1. The full and fair value of property for the purpose of a tax assessment is the equivalent of the property in money paid at the time of assessment. P. 139.

2. In assessing railway property for taxation, the assessor is not bound by any rule or formula, but is free to consider all pertinent facts, estimates and forecasts and to give them their reasonable weight. P. 139.

3. Courts will not disturb tax assessments unless clearly unreasonable. To warrant an injunction, overvaluation due to mere error of judgment is not enough; there must have been that which in legal effect is the equivalent of intention or fraudulent purpose to overvalue, and so to set at naught fundamental principles that safeguard the taxpayer’s rights and property. P. 139.
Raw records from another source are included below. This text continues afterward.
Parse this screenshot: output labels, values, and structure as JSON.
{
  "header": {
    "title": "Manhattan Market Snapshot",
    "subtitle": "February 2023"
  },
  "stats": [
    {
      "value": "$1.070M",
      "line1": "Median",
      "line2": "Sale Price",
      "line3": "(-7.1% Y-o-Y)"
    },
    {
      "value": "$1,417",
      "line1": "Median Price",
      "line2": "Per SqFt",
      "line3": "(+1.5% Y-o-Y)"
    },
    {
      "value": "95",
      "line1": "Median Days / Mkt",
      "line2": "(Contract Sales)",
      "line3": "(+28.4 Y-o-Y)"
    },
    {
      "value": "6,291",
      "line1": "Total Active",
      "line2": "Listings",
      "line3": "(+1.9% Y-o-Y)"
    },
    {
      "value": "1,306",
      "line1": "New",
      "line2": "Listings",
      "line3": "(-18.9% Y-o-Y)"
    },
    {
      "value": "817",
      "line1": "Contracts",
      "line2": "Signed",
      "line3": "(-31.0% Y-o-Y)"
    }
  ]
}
4. An assessment of property for taxation is presumed to have been rightly made on the basis of actual value. P. 139.

5. In apportioning value of an interstate railway system to a State for taxation, there were used as factors the percentages in the State (a) of total track mileage; (b) of physical property, measured by cost of reproduction less depreciation; (c) of car and locomotive miles, average of five years, and (d) of gross earnings, average for five years, the amount of such earnings assigned to the State being found by adding to the intrastate revenue earned in the State the mileage proportion of revenue from traffic moving partly within and partly outside of her boundaries. Though percentages thus used were not higher than those submitted to the taxing board by the Railway Company, the Company contended in this suit that the apportionment operated to tax property outside of the State. Held that, having regard to the size of the entire railway system and the variety of things that affect values to be attributed to its railroad in different States, and the numerous matters as to which there may be wide difference of opinion, the use of the percentages was not shown to be confiscatory or arbitrary. P. 143.

6. In determining whether a tax assessment was arbitrarily made and grossly excessive, the assessors may not be compelled to submit to examination as to the operation of their minds in making it. P. 145.
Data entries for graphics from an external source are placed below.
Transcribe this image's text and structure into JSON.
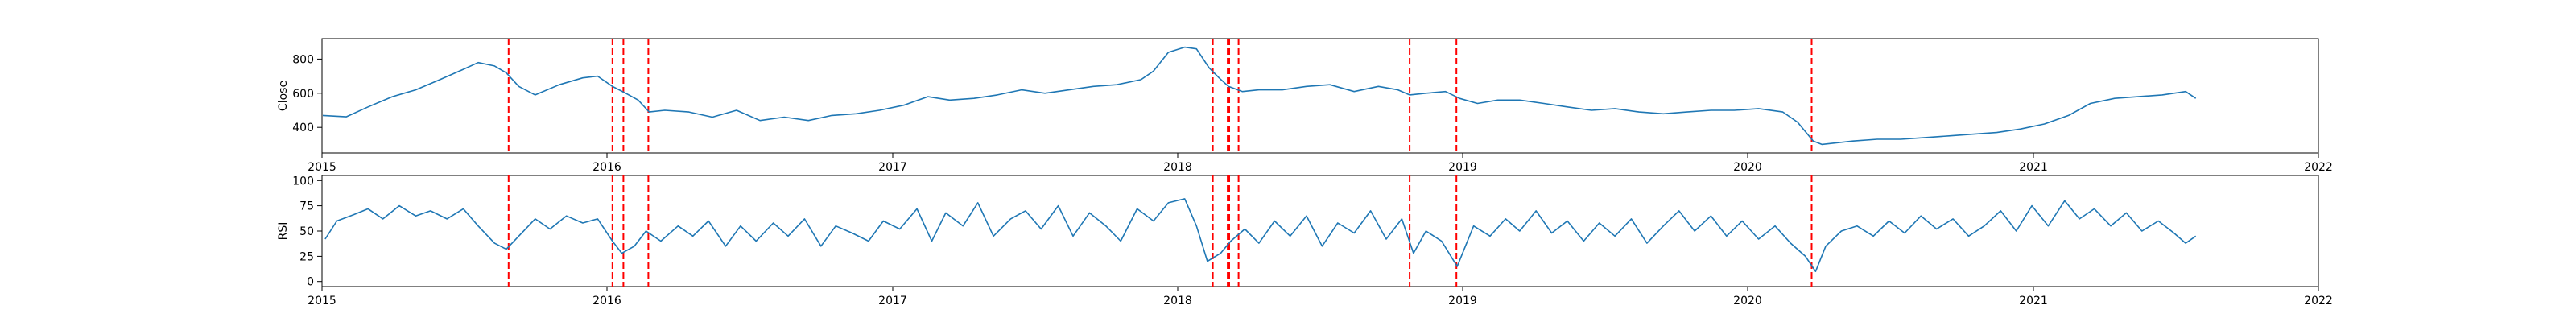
{
  "chart_data": [
    {
      "type": "line",
      "title": "",
      "xlabel": "",
      "ylabel": "Close",
      "xlim": [
        "2015-01-01",
        "2022-01-01"
      ],
      "ylim": [
        250,
        920
      ],
      "x_ticks": [
        "2015",
        "2016",
        "2017",
        "2018",
        "2019",
        "2020",
        "2021",
        "2022"
      ],
      "y_ticks": [
        400,
        600,
        800
      ],
      "grid": false,
      "legend": "none",
      "line_color": "#1f77b4",
      "event_color": "#ff0000",
      "series": [
        {
          "x": [
            "2015-01-02",
            "2015-02-01",
            "2015-03-01",
            "2015-04-01",
            "2015-05-01",
            "2015-06-01",
            "2015-07-01",
            "2015-07-20",
            "2015-08-10",
            "2015-08-25",
            "2015-09-10",
            "2015-10-01",
            "2015-11-01",
            "2015-12-01",
            "2015-12-20",
            "2016-01-08",
            "2016-01-25",
            "2016-02-10",
            "2016-02-24",
            "2016-03-15",
            "2016-04-15",
            "2016-05-15",
            "2016-06-15",
            "2016-07-15",
            "2016-08-15",
            "2016-09-15",
            "2016-10-15",
            "2016-11-15",
            "2016-12-15",
            "2017-01-15",
            "2017-02-15",
            "2017-03-15",
            "2017-04-15",
            "2017-05-15",
            "2017-06-15",
            "2017-07-15",
            "2017-08-15",
            "2017-09-15",
            "2017-10-15",
            "2017-11-15",
            "2017-12-01",
            "2017-12-20",
            "2018-01-10",
            "2018-01-25",
            "2018-02-10",
            "2018-02-23",
            "2018-03-07",
            "2018-03-25",
            "2018-04-15",
            "2018-05-15",
            "2018-06-15",
            "2018-07-15",
            "2018-08-15",
            "2018-09-15",
            "2018-10-10",
            "2018-10-25",
            "2018-11-15",
            "2018-12-10",
            "2018-12-28",
            "2019-01-20",
            "2019-02-15",
            "2019-03-15",
            "2019-04-15",
            "2019-05-15",
            "2019-06-15",
            "2019-07-15",
            "2019-08-15",
            "2019-09-15",
            "2019-10-15",
            "2019-11-15",
            "2019-12-15",
            "2020-01-15",
            "2020-02-15",
            "2020-03-05",
            "2020-03-25",
            "2020-04-05",
            "2020-04-25",
            "2020-05-15",
            "2020-06-15",
            "2020-07-15",
            "2020-08-15",
            "2020-09-15",
            "2020-10-15",
            "2020-11-15",
            "2020-12-15",
            "2021-01-15",
            "2021-02-15",
            "2021-03-15",
            "2021-04-15",
            "2021-05-15",
            "2021-06-15",
            "2021-07-15",
            "2021-07-28"
          ],
          "values": [
            470,
            462,
            520,
            580,
            620,
            680,
            740,
            780,
            760,
            720,
            640,
            590,
            650,
            690,
            700,
            640,
            600,
            560,
            490,
            500,
            490,
            460,
            500,
            440,
            460,
            440,
            470,
            480,
            500,
            530,
            580,
            560,
            570,
            590,
            620,
            600,
            620,
            640,
            650,
            680,
            730,
            840,
            870,
            860,
            750,
            690,
            640,
            610,
            620,
            620,
            640,
            650,
            610,
            640,
            620,
            590,
            600,
            610,
            570,
            540,
            560,
            560,
            540,
            520,
            500,
            510,
            490,
            480,
            490,
            500,
            500,
            510,
            490,
            430,
            320,
            300,
            310,
            320,
            330,
            330,
            340,
            350,
            360,
            370,
            390,
            420,
            470,
            540,
            570,
            580,
            590,
            610,
            570
          ]
        }
      ]
    },
    {
      "type": "line",
      "title": "",
      "xlabel": "",
      "ylabel": "RSI",
      "xlim": [
        "2015-01-01",
        "2022-01-01"
      ],
      "ylim": [
        -5,
        105
      ],
      "x_ticks": [
        "2015",
        "2016",
        "2017",
        "2018",
        "2019",
        "2020",
        "2021",
        "2022"
      ],
      "y_ticks": [
        0,
        25,
        50,
        75,
        100
      ],
      "grid": false,
      "legend": "none",
      "line_color": "#1f77b4",
      "event_color": "#ff0000",
      "series": [
        {
          "x": [
            "2015-01-05",
            "2015-01-20",
            "2015-02-10",
            "2015-03-01",
            "2015-03-20",
            "2015-04-10",
            "2015-05-01",
            "2015-05-20",
            "2015-06-10",
            "2015-07-01",
            "2015-07-20",
            "2015-08-10",
            "2015-08-25",
            "2015-09-10",
            "2015-10-01",
            "2015-10-20",
            "2015-11-10",
            "2015-12-01",
            "2015-12-20",
            "2016-01-08",
            "2016-01-20",
            "2016-02-05",
            "2016-02-20",
            "2016-03-10",
            "2016-04-01",
            "2016-04-20",
            "2016-05-10",
            "2016-06-01",
            "2016-06-20",
            "2016-07-10",
            "2016-08-01",
            "2016-08-20",
            "2016-09-10",
            "2016-10-01",
            "2016-10-20",
            "2016-11-10",
            "2016-12-01",
            "2016-12-20",
            "2017-01-10",
            "2017-02-01",
            "2017-02-20",
            "2017-03-10",
            "2017-04-01",
            "2017-04-20",
            "2017-05-10",
            "2017-06-01",
            "2017-06-20",
            "2017-07-10",
            "2017-08-01",
            "2017-08-20",
            "2017-09-10",
            "2017-10-01",
            "2017-10-20",
            "2017-11-10",
            "2017-12-01",
            "2017-12-20",
            "2018-01-10",
            "2018-01-25",
            "2018-02-08",
            "2018-02-25",
            "2018-03-10",
            "2018-03-28",
            "2018-04-15",
            "2018-05-05",
            "2018-05-25",
            "2018-06-15",
            "2018-07-05",
            "2018-07-25",
            "2018-08-15",
            "2018-09-05",
            "2018-09-25",
            "2018-10-15",
            "2018-10-30",
            "2018-11-15",
            "2018-12-05",
            "2018-12-25",
            "2019-01-15",
            "2019-02-05",
            "2019-02-25",
            "2019-03-15",
            "2019-04-05",
            "2019-04-25",
            "2019-05-15",
            "2019-06-05",
            "2019-06-25",
            "2019-07-15",
            "2019-08-05",
            "2019-08-25",
            "2019-09-15",
            "2019-10-05",
            "2019-10-25",
            "2019-11-15",
            "2019-12-05",
            "2019-12-25",
            "2020-01-15",
            "2020-02-05",
            "2020-02-25",
            "2020-03-15",
            "2020-03-28",
            "2020-04-10",
            "2020-04-30",
            "2020-05-20",
            "2020-06-10",
            "2020-06-30",
            "2020-07-20",
            "2020-08-10",
            "2020-08-30",
            "2020-09-20",
            "2020-10-10",
            "2020-10-30",
            "2020-11-20",
            "2020-12-10",
            "2020-12-30",
            "2021-01-20",
            "2021-02-10",
            "2021-03-01",
            "2021-03-20",
            "2021-04-10",
            "2021-04-30",
            "2021-05-20",
            "2021-06-10",
            "2021-06-30",
            "2021-07-15",
            "2021-07-28"
          ],
          "values": [
            42,
            60,
            66,
            72,
            62,
            75,
            65,
            70,
            62,
            72,
            55,
            38,
            32,
            45,
            62,
            52,
            65,
            58,
            62,
            40,
            28,
            35,
            50,
            40,
            55,
            45,
            60,
            35,
            55,
            40,
            58,
            45,
            62,
            35,
            55,
            48,
            40,
            60,
            52,
            72,
            40,
            68,
            55,
            78,
            45,
            62,
            70,
            52,
            75,
            45,
            68,
            55,
            40,
            72,
            60,
            78,
            82,
            55,
            20,
            28,
            40,
            52,
            38,
            60,
            45,
            65,
            35,
            58,
            48,
            70,
            42,
            62,
            28,
            50,
            40,
            15,
            55,
            45,
            62,
            50,
            70,
            48,
            60,
            40,
            58,
            45,
            62,
            38,
            55,
            70,
            50,
            65,
            45,
            60,
            42,
            55,
            38,
            25,
            10,
            35,
            50,
            55,
            45,
            60,
            48,
            65,
            52,
            62,
            45,
            55,
            70,
            50,
            75,
            55,
            80,
            62,
            72,
            55,
            68,
            50,
            60,
            48,
            38,
            45
          ]
        }
      ]
    }
  ],
  "event_dates": [
    "2015-08-28",
    "2016-01-08",
    "2016-01-22",
    "2016-02-23",
    "2018-02-15",
    "2018-03-06",
    "2018-03-08",
    "2018-03-20",
    "2018-10-25",
    "2018-12-24",
    "2020-03-23"
  ]
}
7. Judicial notice must be taken of the fact that, late in 1929, there occurred a great collapse of values of all classes of property -- railroads, other utilities, commodities and securities -- and that the depression then commenced progressively became greater. P. 149.

8. In assessing railroad property during the depression, a taxing board was bound to take into account and give due weight to the sudden, progressive, and enormous declines of value. P. 149.
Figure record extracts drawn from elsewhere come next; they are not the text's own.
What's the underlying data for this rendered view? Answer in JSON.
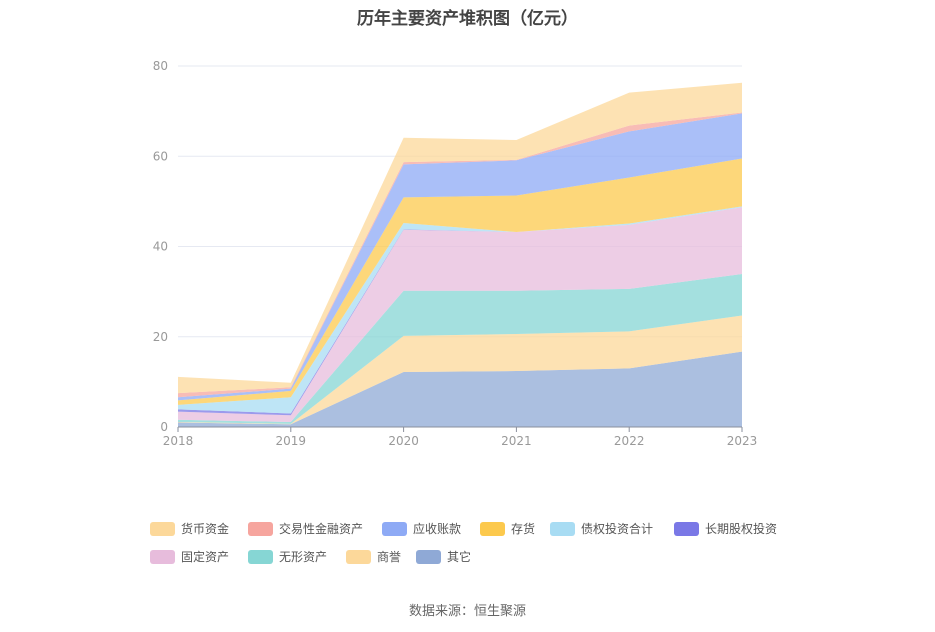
{
  "chart_data": {
    "type": "area",
    "stacked": true,
    "title": "历年主要资产堆积图（亿元）",
    "categories": [
      "2018",
      "2019",
      "2020",
      "2021",
      "2022",
      "2023"
    ],
    "ylim": [
      0,
      80
    ],
    "yticks": [
      0,
      20,
      40,
      60,
      80
    ],
    "grid": true,
    "legend_position": "bottom",
    "series": [
      {
        "name": "其它",
        "color": "#8fa9d6",
        "values": [
          1.0,
          0.6,
          12.2,
          12.4,
          13.0,
          16.7
        ]
      },
      {
        "name": "商誉",
        "color": "#fcd89a",
        "values": [
          0.1,
          0.1,
          8.0,
          8.2,
          8.2,
          8.0
        ]
      },
      {
        "name": "无形资产",
        "color": "#86d6d4",
        "values": [
          0.5,
          0.4,
          10.0,
          9.6,
          9.4,
          9.2
        ]
      },
      {
        "name": "固定资产",
        "color": "#e7bcdc",
        "values": [
          1.8,
          1.5,
          13.5,
          13.0,
          14.2,
          14.8
        ]
      },
      {
        "name": "长期股权投资",
        "color": "#7a78e6",
        "values": [
          0.5,
          0.4,
          0.1,
          0.0,
          0.0,
          0.0
        ]
      },
      {
        "name": "债权投资合计",
        "color": "#a8dcf3",
        "values": [
          1.0,
          3.6,
          1.4,
          0.0,
          0.3,
          0.2
        ]
      },
      {
        "name": "存货",
        "color": "#fcc94d",
        "values": [
          1.0,
          1.4,
          5.7,
          8.1,
          10.2,
          10.6
        ]
      },
      {
        "name": "应收账款",
        "color": "#8eaaf5",
        "values": [
          0.7,
          0.5,
          7.3,
          7.8,
          10.2,
          10.0
        ]
      },
      {
        "name": "交易性金融资产",
        "color": "#f6a59e",
        "values": [
          0.9,
          0.3,
          0.5,
          0.1,
          1.3,
          0.2
        ]
      },
      {
        "name": "货币资金",
        "color": "#fcd89a",
        "values": [
          3.6,
          1.0,
          5.4,
          4.4,
          7.3,
          6.6
        ]
      }
    ],
    "legend_order": [
      "货币资金",
      "交易性金融资产",
      "应收账款",
      "存货",
      "债权投资合计",
      "长期股权投资",
      "固定资产",
      "无形资产",
      "商誉",
      "其它"
    ]
  },
  "source": "数据来源：恒生聚源"
}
9. In a suit by an interstate railway company to enjoin in part the collection of taxes levied on its property in North Dakota for the year 1933, the allegations and evidence on behalf of the state authorities showed that, for a series of years, including the depression years 1929-1932, the basis adopted by them and approved by them as the best available for computing the value of the entire railway system was the five-year average value of the stocks and bonds and capitalized income; that, if this basis had been used in 1933, the system valuation for that year and the part of it assignable to and assessed in North Dakota would have been vastly less than in 1932, owing to the effects of the economic depression upon property values, prices, and earnings; but that, in assessing for 1933, they had arbitrarily repeated the assessment for 1932, without making a fresh computation of value or paying heed to economic changes. Resolving all doubts in favor of validity, the evidence conclusively showed that the challenged (1933) assessment exceeded the true full value of the railway’s property in North Dakota in 1933 by $10,000,000.

Held:

(1) That the taxing board’s failure to consider the enormous diminution in value of the railway’s property caused by the 1929 collapse and the progress of the depression was equivalent in law to intention to make the grossly excessive assessment and deprived the railway of rights under the due process clause of the Fourteenth Amendment. Pp. 145, 151.

(2) The railway’s right to relief was not prejudiced by overassessment and submission to overtaxation in any prior year. P. 152.

77 F.2d 405 reversed.

Certiorari, 296 U.S. 558, to review the affirmance of a decree dismissing the bill in a suit to enjoin collection of taxes.